My main hope would be that the target article, the commentaries, and the responses stimulate people's curiosity and interest in the literally bottomless well of complexity in the mind/brain, with the puzzle box of depression as a great example of that complexity. Depression represents a primary challenge to long-term health in Western societies, where our current track record suggests we are not approaching this problem with either the respect it deserves, or with sufficient resources or adequate circumspection for the harsh limitations of traditional mainline antidepressants.

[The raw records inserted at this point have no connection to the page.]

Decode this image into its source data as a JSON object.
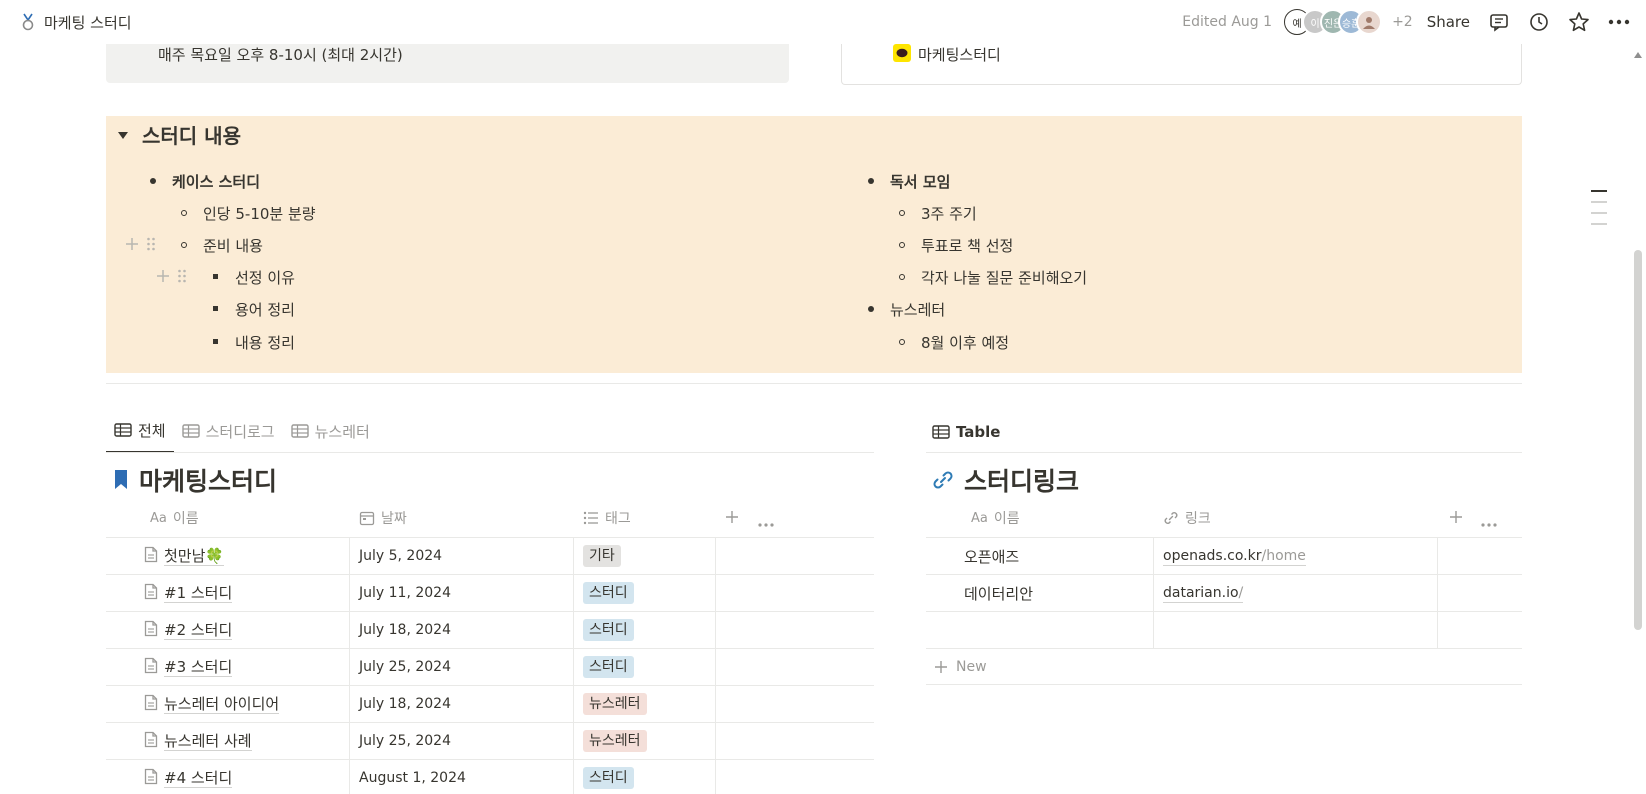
{
  "topbar": {
    "title": "마케팅 스터디",
    "edited": "Edited Aug 1",
    "avatar_first": "예",
    "avatar_2": "이",
    "avatar_3": "진은",
    "avatar_4": "승훈",
    "more_count": "+2",
    "share_label": "Share"
  },
  "schedule_box": {
    "text": "매주 목요일 오후 8-10시 (최대 2시간)"
  },
  "channel_box": {
    "text": "마케팅스터디"
  },
  "toggle": {
    "heading": "스터디 내용",
    "left": {
      "item1": "케이스 스터디",
      "item1_sub1": "인당 5-10분 분량",
      "item1_sub2": "준비 내용",
      "item1_sub2_a": "선정 이유",
      "item1_sub2_b": "용어 정리",
      "item1_sub2_c": "내용 정리"
    },
    "right": {
      "item1": "독서 모임",
      "item1_sub1": "3주 주기",
      "item1_sub2": "투표로 책 선정",
      "item1_sub3": "각자 나눌 질문 준비해오기",
      "item2": "뉴스레터",
      "item2_sub1": "8월 이후 예정"
    }
  },
  "study_db": {
    "tabs": [
      "전체",
      "스터디로그",
      "뉴스레터"
    ],
    "title": "마케팅스터디",
    "columns": {
      "name": "이름",
      "name_prefix": "Aa",
      "date": "날짜",
      "tag": "태그"
    },
    "rows": [
      {
        "name": "첫만남🍀",
        "date": "July 5, 2024",
        "tag": "기타"
      },
      {
        "name": "#1 스터디",
        "date": "July 11, 2024",
        "tag": "스터디"
      },
      {
        "name": "#2 스터디",
        "date": "July 18, 2024",
        "tag": "스터디"
      },
      {
        "name": "#3 스터디",
        "date": "July 25, 2024",
        "tag": "스터디"
      },
      {
        "name": "뉴스레터 아이디어",
        "date": "July 18, 2024",
        "tag": "뉴스레터"
      },
      {
        "name": "뉴스레터 사례",
        "date": "July 25, 2024",
        "tag": "뉴스레터"
      },
      {
        "name": "#4 스터디",
        "date": "August 1, 2024",
        "tag": "스터디"
      }
    ],
    "tag_colors": {
      "기타": "#e3e2e0",
      "스터디": "#d3e5ef",
      "뉴스레터": "#f4dfd9"
    }
  },
  "link_db": {
    "view_label": "Table",
    "title": "스터디링크",
    "columns": {
      "name": "이름",
      "name_prefix": "Aa",
      "link": "링크"
    },
    "rows": [
      {
        "name": "오픈애즈",
        "link_main": "openads.co.kr",
        "link_rest": "/home"
      },
      {
        "name": "데이터리안",
        "link_main": "datarian.io",
        "link_rest": "/"
      }
    ],
    "new_label": "New"
  },
  "colors": {
    "callout_bg": "#fbecd6",
    "text": "#37352f",
    "muted": "#9b9a97",
    "bookmark": "#2e6db4",
    "link_icon": "#2e7bb5"
  }
}
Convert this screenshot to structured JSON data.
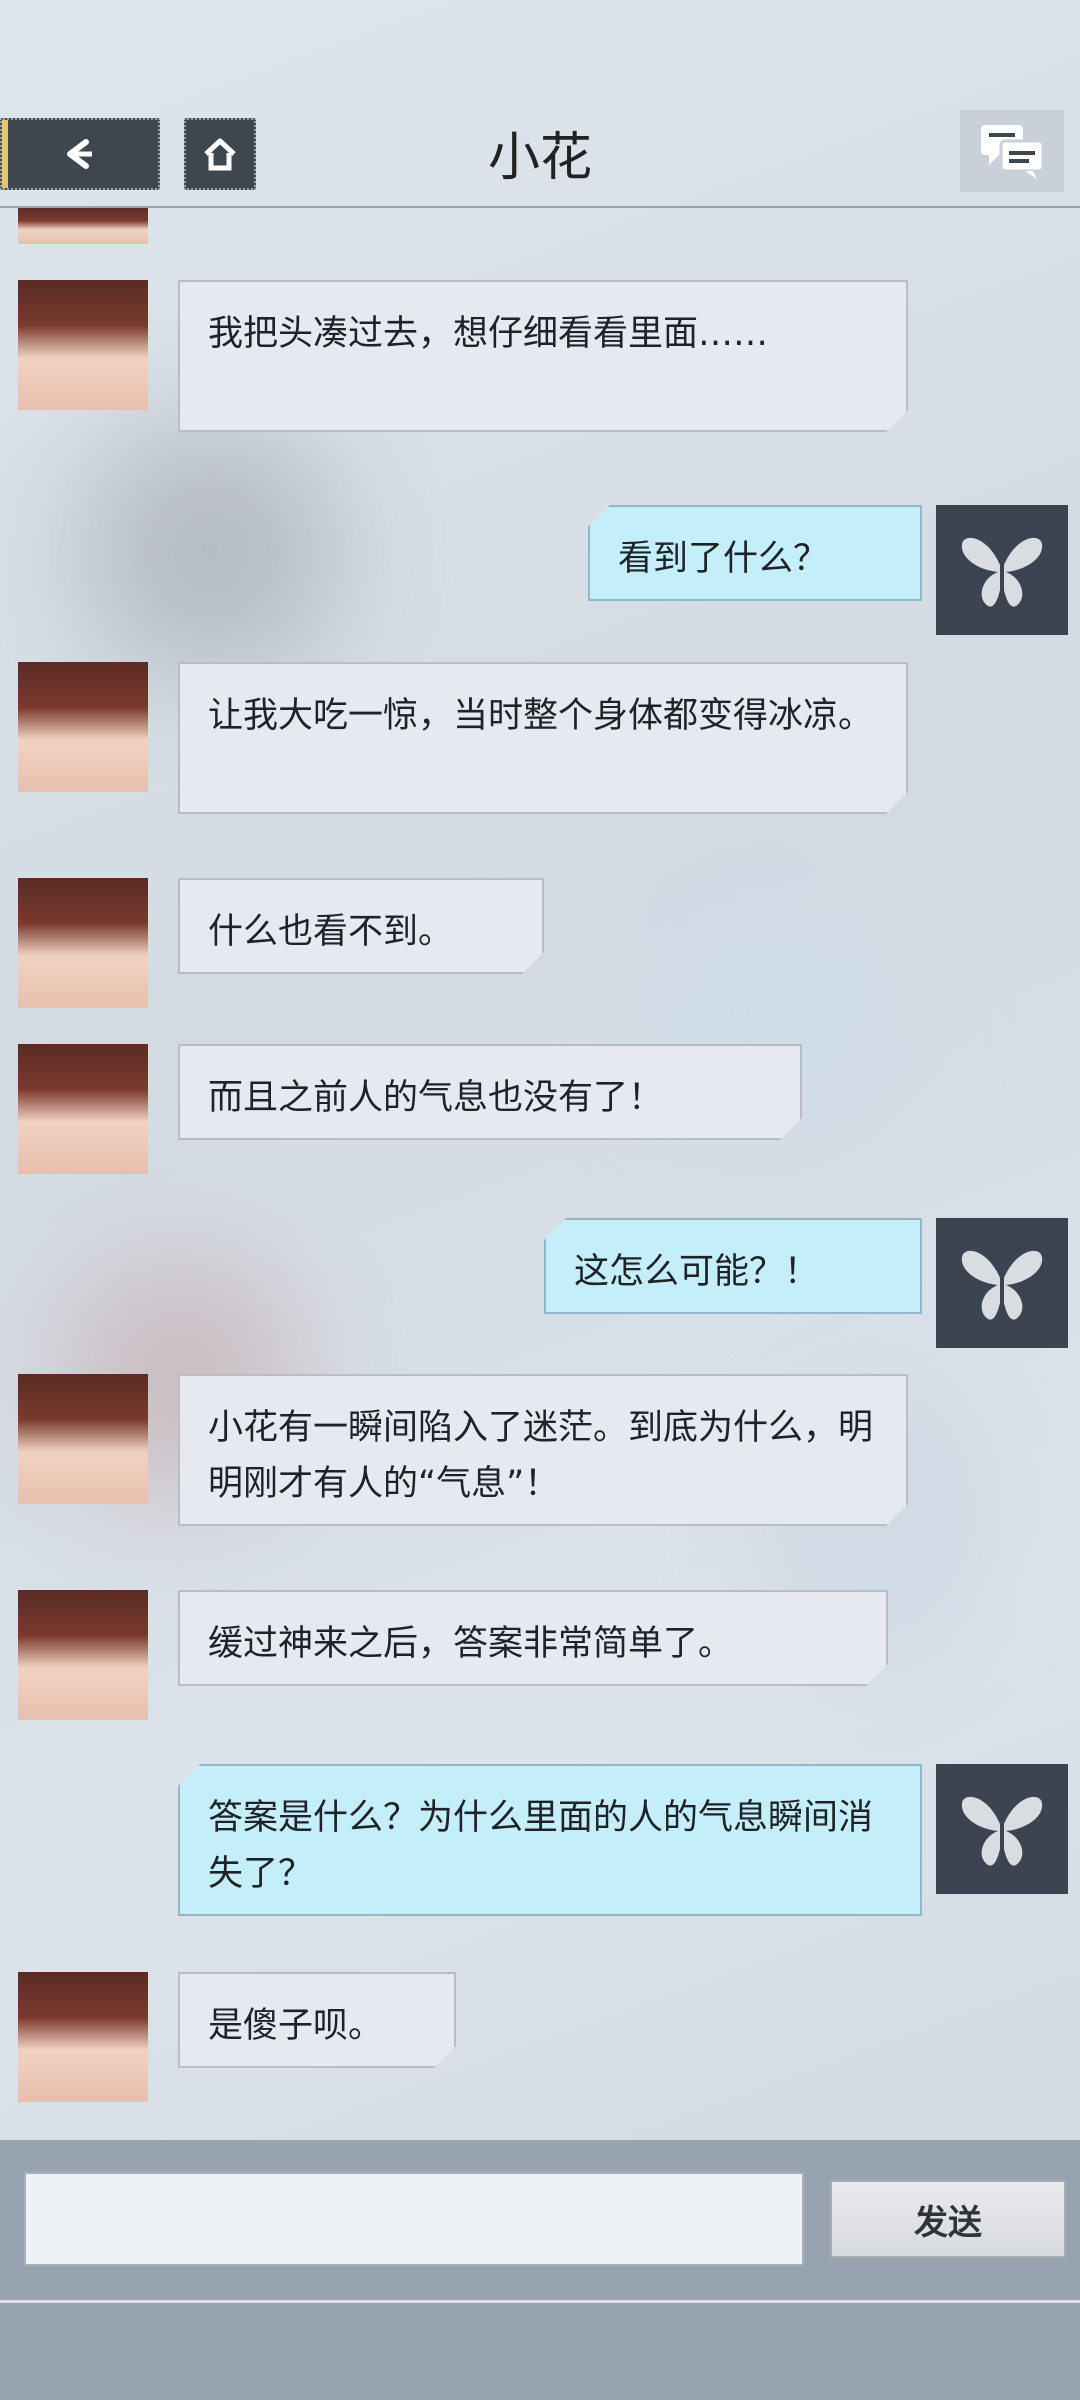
{
  "header": {
    "title": "小花"
  },
  "messages": [
    {
      "sender": "them",
      "text": "我把头凑过去，想仔细看看里面……"
    },
    {
      "sender": "me",
      "text": "看到了什么？"
    },
    {
      "sender": "them",
      "text": "让我大吃一惊，当时整个身体都变得冰凉。"
    },
    {
      "sender": "them",
      "text": "什么也看不到。"
    },
    {
      "sender": "them",
      "text": "而且之前人的气息也没有了！"
    },
    {
      "sender": "me",
      "text": "这怎么可能？！"
    },
    {
      "sender": "them",
      "text": "小花有一瞬间陷入了迷茫。到底为什么，明明刚才有人的“气息”！"
    },
    {
      "sender": "them",
      "text": "缓过神来之后，答案非常简单了。"
    },
    {
      "sender": "me",
      "text": "答案是什么？为什么里面的人的气息瞬间消失了？"
    },
    {
      "sender": "them",
      "text": "是傻子呗。"
    }
  ],
  "composer": {
    "input_value": "",
    "send_label": "发送"
  },
  "colors": {
    "bubble_them": "#e6eaf0",
    "bubble_me": "#c4eefa",
    "accent": "#e9c46a",
    "button_dark": "#3e4650"
  },
  "icons": {
    "back": "back-arrow-icon",
    "home": "home-icon",
    "chat": "chat-bubbles-icon",
    "me_avatar": "butterfly-icon"
  }
}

We need a complete overhaul of our default treatment of depression away from simply placing people on SSRIs or SNRIs, a practice which is grounded in the obfuscation of depression's real neurobiology in separation distress/social defeat, and in the deep interdigitation of the social brain with the endocrine and immune systems. A secondary objective might be to energize attention to the benefits of lifestyle overhaul for folks suffering from depression, reducing a pervasive pro-inflammatory gene/environment mismatch, towards improved diet/microbiome, exercise, sleep and social support, as foundational protection against all the diseases of aging as well as depression. This would place primary prevention where it should be in our healthcare system – in the driver’s seat, instead of being still generally neglected. A tertiary objective would be to help healthcare systems reconceptualize and mitigate the challenges of poverty on mental health, promote the much-needed recognition that poverty presents a form of chronic social defeat, and thus must be seen as a primary depressogen.

Disclosure statement

No potential conflict of interest was reported by the author(s).

Notes

1 As perhaps one of the outstanding examples of this, with massive implications for our serial and compounding failure to develop disease-modifying interventions in relationship to all the neurodegenerative disorders, Alzheimer’s research has been for decades myopically focused on the amyloid hypothesis. And although this is changing under the sheer massive weight of contradictory evidence against amyloid deposition as a simple single factor explanation (while undeniably contributing to the recursion puzzle box of neurodegeneration), the science of aging, as the proper precedent science for any disease of aging, has been largely marginalized in many treatments of the major neurodegenerative disorders, again, until more recently.